Bir zamanlar koyun sürüsünü her gün köyünün yakınındaki tepede otlatmaya götüren bir çoban varmış.

Tepedeki ormanda bir kurdun yaşadığı ve orada otlayan koyunlara saldırmasıyla ünlü olduğu biliniyordu.

Köylüler kurdun tehlikesini biliyorlardı ve yardım isteyen herkese yardım etmeye her zaman hazırdılar.

Köylüler kurdun tehlikesini biliyorlardı ve yardım isteyen herkese yardım etmeye her zaman hazırdılar.

Çoban çocuk köylülerin yardım etme isteklerinin çok farkındaydı.

Güzel bir gün, çoban çocuk canı sıkkın bir tepede oturmuş koyunlarının otlamasını izliyormuş.

Kendini eğlendirmek için yüksek sesle bağırdı: “Kurt! Kurt! Kurt koyunlarıma saldırıyor!

Bunu duyan uyanık köylüler, çocuğun kurdu uzaklaştırmasına yardım etmek için tepeye koştu.

Ancak oraya vardıklarında etrafta kurt olmadığını gördüler.

Çocuk kalabalığı görünce onların öfkeli yüzlerine yürekten güldü.

Köylüler onun davranışından rahatsız oldular ve ona yakınlarda kurt olmadığında gereksiz yere yardım çağırmamasını söylediler.
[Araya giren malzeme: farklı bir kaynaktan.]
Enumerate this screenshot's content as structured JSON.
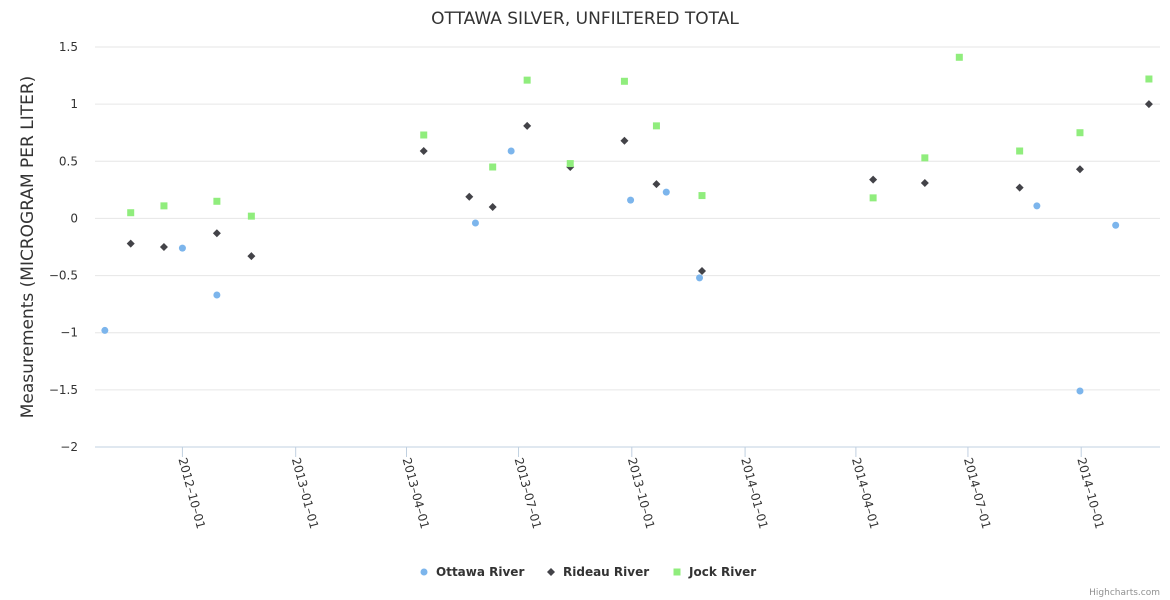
{
  "chart_data": {
    "type": "scatter",
    "title": "OTTAWA SILVER, UNFILTERED TOTAL",
    "xlabel": "",
    "ylabel": "Measurements (MICROGRAM PER LITER)",
    "ylim": [
      -2,
      1.5
    ],
    "yticks": [
      -2,
      -1.5,
      -1,
      -0.5,
      0,
      0.5,
      1,
      1.5
    ],
    "ytick_labels": [
      "−2",
      "−1.5",
      "−1",
      "−0.5",
      "0",
      "0.5",
      "1",
      "1.5"
    ],
    "xlim": [
      "2012-07-22",
      "2014-12-04"
    ],
    "xticks": [
      "2012-10-01",
      "2013-01-01",
      "2013-04-01",
      "2013-07-01",
      "2013-10-01",
      "2014-01-01",
      "2014-04-01",
      "2014-07-01",
      "2014-10-01"
    ],
    "grid": "horizontal",
    "legend_position": "bottom-center",
    "series": [
      {
        "name": "Ottawa River",
        "color": "#7cb5ec",
        "marker": "circle",
        "points": [
          [
            "2012-07-30",
            -0.98
          ],
          [
            "2012-10-01",
            -0.26
          ],
          [
            "2012-10-29",
            -0.67
          ],
          [
            "2013-05-27",
            -0.04
          ],
          [
            "2013-06-25",
            0.59
          ],
          [
            "2013-09-30",
            0.16
          ],
          [
            "2013-10-29",
            0.23
          ],
          [
            "2013-11-25",
            -0.52
          ],
          [
            "2014-08-26",
            0.11
          ],
          [
            "2014-09-30",
            -1.51
          ],
          [
            "2014-10-29",
            -0.06
          ]
        ]
      },
      {
        "name": "Rideau River",
        "color": "#434348",
        "marker": "diamond",
        "points": [
          [
            "2012-08-20",
            -0.22
          ],
          [
            "2012-09-16",
            -0.25
          ],
          [
            "2012-10-29",
            -0.13
          ],
          [
            "2012-11-26",
            -0.33
          ],
          [
            "2013-04-15",
            0.59
          ],
          [
            "2013-05-22",
            0.19
          ],
          [
            "2013-06-10",
            0.1
          ],
          [
            "2013-07-08",
            0.81
          ],
          [
            "2013-08-12",
            0.45
          ],
          [
            "2013-09-25",
            0.68
          ],
          [
            "2013-10-21",
            0.3
          ],
          [
            "2013-11-27",
            -0.46
          ],
          [
            "2014-04-15",
            0.34
          ],
          [
            "2014-05-27",
            0.31
          ],
          [
            "2014-08-12",
            0.27
          ],
          [
            "2014-09-30",
            0.43
          ],
          [
            "2014-11-25",
            1.0
          ]
        ]
      },
      {
        "name": "Jock River",
        "color": "#90ed7d",
        "marker": "square",
        "points": [
          [
            "2012-08-20",
            0.05
          ],
          [
            "2012-09-16",
            0.11
          ],
          [
            "2012-10-29",
            0.15
          ],
          [
            "2012-11-26",
            0.02
          ],
          [
            "2013-04-15",
            0.73
          ],
          [
            "2013-06-10",
            0.45
          ],
          [
            "2013-07-08",
            1.21
          ],
          [
            "2013-08-12",
            0.48
          ],
          [
            "2013-09-25",
            1.2
          ],
          [
            "2013-10-21",
            0.81
          ],
          [
            "2013-11-27",
            0.2
          ],
          [
            "2014-04-15",
            0.18
          ],
          [
            "2014-05-27",
            0.53
          ],
          [
            "2014-06-24",
            1.41
          ],
          [
            "2014-08-12",
            0.59
          ],
          [
            "2014-09-30",
            0.75
          ],
          [
            "2014-11-25",
            1.22
          ]
        ]
      }
    ],
    "credits": "Highcharts.com"
  }
}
Bunu söyledikten sonra tekrar tepeden aşağı indiler.

Bir süre sonra çocuk muzip bir şekilde tekrar seslendi: “Kurt! Kurt! Kurt koyunlarıma saldırıyor!”

Köylüler onu eğlendirerek kurdu uzaklaştırmasına yardım etmek için tepeye doğru koştular.

Üst üste ikinci kez kendileriyle uğraştıkları için onlara güldüğünde doğal olarak üzüldüler.

Köylülerden biri öfkeyle çobana etrafta kurt olmadığında yanlış alarm vermemesini söyledi.

Homurdanarak yokuştan aşağı indiler.

O günün ilerleyen saatlerinde çoban yüksek sesle uludu ve bağırdı: “Kurt! Kurt! Kurt koyunlarıma saldırıyor!”

Ancak bu sefer köylüler çocuğun kendi eğlencesi için gereksiz yere kurt hakkında yanlış alarm verdiğini varsaydılar.

Yardım çağrısına cevap vermediler ve bu sefer de kendilerine şaka yaptığını düşündüler.

Akşama doğru herkes çoban çocuğun neden koyun sürüsüyle birlikte dönmediğini merak ediyordu.

Onu aramak için tepeye çıktılar.

Dehşet içinde onu ağlarken buldular ve ona neden üzgün olduğunu sordular.

Çoban çocuk ağlayarak kurdun gelip koyun sürüsünü dağıttığını söyledi.

Yüksek sesle yardım istedi: “Kurt! Kurt! Kurt koyunlarıma saldırıyor!” dedi ama kimse kurdu uzaklaştırmasına yardım etmeye gelmedi.

Köylüler, ilk iki vakada yanlış alarm verdiğinde onu kurtarmaya geldiklerini söylediler.

Ancak yardımlarından dolayı kendileriyle dalga geçtiğini gördüklerinde, üçüncü aramanın da bir şaka olduğunu varsaydılar.

Bu yüzden ona hiç dikkat etmediler.

Hikayenin Ahlaki:

Bir kez yalancı olan, her zaman yalancıdır. Doğruyu söylese bile yalancıya kimse inanmaz.

Ve sen ne düşünüyorsun? Çoban çocuk bu deneyimden bir şey öğrendi mi?